In case you hadn’t heard, Hillary Clinton and Donald Trump don’t have a ton in common. But they do share at least one highly exclusive and expensive habit: flying thousands of miles most nights on the campaign trail to return to their own homes.


Put kindly, you could say both are creatures of comfort with the available resources to spend nearly night in their own beds and surrounded by their families. However, critics say it’s a huge waste of time and money that just goes to show how out of touch these two are with the very people whose votes they are asking for.

“They should be focused more on talking to voters rather than worrying about how comfortable the bed is that they’re sleeping in,” Lanhee Chen, a former policy advisor for Mitt Romney, told Politico.

Of course, nearly all of us prefer to sleep in our own beds. Not only are they emotionally familiar but there’s science to support the notion that our brains never fully settle down, remaining on alert, when we sleep in a new place.

Trump is even more reluctant to spend a night on the road though he also has the advantage of owning a number of hotels and other properties in locations across the country. Politico says he only spent four nights during all of October away from his home in the Trump Tower or one of his many properties bearing his name.

That may not sound like much, but traditionally presidential candidates spend the majority of their races on the road, crashing on fold-out cots in the homes of supporters or at beast hunkering down at a cheap hotel. In some ways it’s a right of passage before becoming the most powerful person on Earth.

In fact, one of the very rare times that Trump did stay at a place he doesn’t own, Holiday Inn Express in Iowa, the New York Times wrote a story about it.

“Good mattress, staff was great, good mattress, good everything,” Trump told the paper. “It’s different and it’s certainly not Mar-a-Lago. But it’s very nice.”

But before you write off Trump’s habit as another example of him operating outside the norm, remember Clinton really isn’t any different. Politico notes that during the same period she flew back from states including Ohio, New Hampshire, Pennsylvania and North Carolina, often arriving after 2am, to crash at her upstate New York farmhouse or her home in Washington, DC.

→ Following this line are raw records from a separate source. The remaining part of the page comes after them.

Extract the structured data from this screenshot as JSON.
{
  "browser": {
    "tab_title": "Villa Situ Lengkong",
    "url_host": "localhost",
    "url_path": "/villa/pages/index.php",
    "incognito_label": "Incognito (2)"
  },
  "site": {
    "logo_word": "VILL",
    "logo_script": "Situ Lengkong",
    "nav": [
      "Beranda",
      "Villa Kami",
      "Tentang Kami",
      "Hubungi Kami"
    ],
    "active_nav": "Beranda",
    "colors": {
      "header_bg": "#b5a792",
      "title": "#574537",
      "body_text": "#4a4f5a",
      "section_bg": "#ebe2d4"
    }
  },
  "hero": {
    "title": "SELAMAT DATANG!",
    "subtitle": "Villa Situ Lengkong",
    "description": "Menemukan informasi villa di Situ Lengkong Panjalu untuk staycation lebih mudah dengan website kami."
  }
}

This raises the question of whether or not either candidate will spend most of their nights in the White House after they’ve won the election. After all, Trump has a new hotel he just opened just blocks away and Clinton still has that luxury Foggy Bottom pad to her name. But even with the most luxurious options available, what person could resist the opportunity to sleep in the same bedroom occupied by some of history’s greatest leaders?